Man pleads guilty to voting twice in election
MITCHELL, S.D. -- A Mitchell man pleaded guilty Tuesday to the felony crime of voting twice in an election.
Craig Guymon, 54, originally pleaded not guilty to the charge in July. But in court Tuesday in Mitchell, when Judge Tim Bjorkman asked what Guymon did, Guymon replied, "I voted at the polls in the morning and voted at the auditor's office by absentee ballot in the afternoon."
He was referring to the June 4 Mitchell school board election, in which he was a vocal supporter of the two losing candidates in the four-way race for two seats.
Absentee ballots were allowed until 3 p.m. on Election Day. Poll workers found Guymon's name in the poll book and later discovered his absentee ballot.
Guymon will be sentenced at a later date. Ron Volesky of Huron is representing Guymon and said that, according to a plea agreement, the state agrees not to oppose a request for a suspended imposition of sentence. A suspended imposition would give Guymon the chance to keep the felony off his record if he follows all the terms of his probation.
The maximum penalty for the crime is two years in prison, a $4,000 fine or both.
Guymon adopted a straightforward manner Tuesday in court, saying only "yes, your honor" or "no, your honor" when addressed by the judge.

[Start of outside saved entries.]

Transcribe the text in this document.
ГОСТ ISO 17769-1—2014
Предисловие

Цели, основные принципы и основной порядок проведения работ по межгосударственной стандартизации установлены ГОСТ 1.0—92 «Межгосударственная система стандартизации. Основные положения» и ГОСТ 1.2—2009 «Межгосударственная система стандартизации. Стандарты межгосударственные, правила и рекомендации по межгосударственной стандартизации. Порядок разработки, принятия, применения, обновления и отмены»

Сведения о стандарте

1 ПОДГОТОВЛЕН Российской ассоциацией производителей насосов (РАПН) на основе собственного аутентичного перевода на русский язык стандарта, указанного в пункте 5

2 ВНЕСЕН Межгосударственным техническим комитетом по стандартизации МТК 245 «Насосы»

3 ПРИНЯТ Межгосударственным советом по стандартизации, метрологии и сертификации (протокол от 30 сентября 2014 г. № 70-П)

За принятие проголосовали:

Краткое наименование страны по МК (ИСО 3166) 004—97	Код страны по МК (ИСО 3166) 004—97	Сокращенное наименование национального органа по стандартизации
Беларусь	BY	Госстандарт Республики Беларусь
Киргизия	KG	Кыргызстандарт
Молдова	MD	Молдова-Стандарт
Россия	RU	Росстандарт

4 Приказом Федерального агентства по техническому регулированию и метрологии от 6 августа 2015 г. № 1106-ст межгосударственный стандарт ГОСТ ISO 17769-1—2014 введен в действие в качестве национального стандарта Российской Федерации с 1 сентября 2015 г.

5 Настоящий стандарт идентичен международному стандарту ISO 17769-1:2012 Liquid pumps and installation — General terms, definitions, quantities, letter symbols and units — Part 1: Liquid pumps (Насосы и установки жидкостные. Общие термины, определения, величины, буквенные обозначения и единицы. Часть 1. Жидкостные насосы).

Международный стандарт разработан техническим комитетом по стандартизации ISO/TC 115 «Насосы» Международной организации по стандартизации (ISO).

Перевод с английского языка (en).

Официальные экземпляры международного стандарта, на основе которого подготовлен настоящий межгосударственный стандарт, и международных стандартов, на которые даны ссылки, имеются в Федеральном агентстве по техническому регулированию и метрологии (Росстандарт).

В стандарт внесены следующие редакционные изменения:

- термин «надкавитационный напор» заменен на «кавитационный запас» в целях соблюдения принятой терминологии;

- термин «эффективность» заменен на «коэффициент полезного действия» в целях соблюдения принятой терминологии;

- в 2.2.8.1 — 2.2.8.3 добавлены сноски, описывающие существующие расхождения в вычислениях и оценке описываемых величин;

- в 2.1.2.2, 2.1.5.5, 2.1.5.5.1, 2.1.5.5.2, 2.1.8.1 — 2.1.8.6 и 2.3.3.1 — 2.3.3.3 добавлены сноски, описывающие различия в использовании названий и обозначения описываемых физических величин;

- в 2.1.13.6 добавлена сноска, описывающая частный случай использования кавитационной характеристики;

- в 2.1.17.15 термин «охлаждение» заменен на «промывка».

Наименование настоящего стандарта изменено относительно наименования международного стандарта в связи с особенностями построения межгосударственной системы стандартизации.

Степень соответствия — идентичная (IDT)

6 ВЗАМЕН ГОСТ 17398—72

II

When asked if he was entering a guilty plea of his own free will, Guymon said, "Absolutely, your honor."
Guymon, who has been a candidate in the past, supported school board candidates Rod Hall and Tara Volesky, wife of Guymon's attorney, in the June election. The winning candidates were Deb Olson and Rick Johnson.
Guymon is locally infamous for his sometimes bizarre behavior, including calling his opponents "spineless jellyfish" in a past school board debate, maintaining a website devoted to his opinions called The Book of Guymon, and sending mailers to all Mitchell residents claiming that Catholics are conspiring to manipulate the city.
Bjorkman ordered a presentence investigation and set sentencing for September.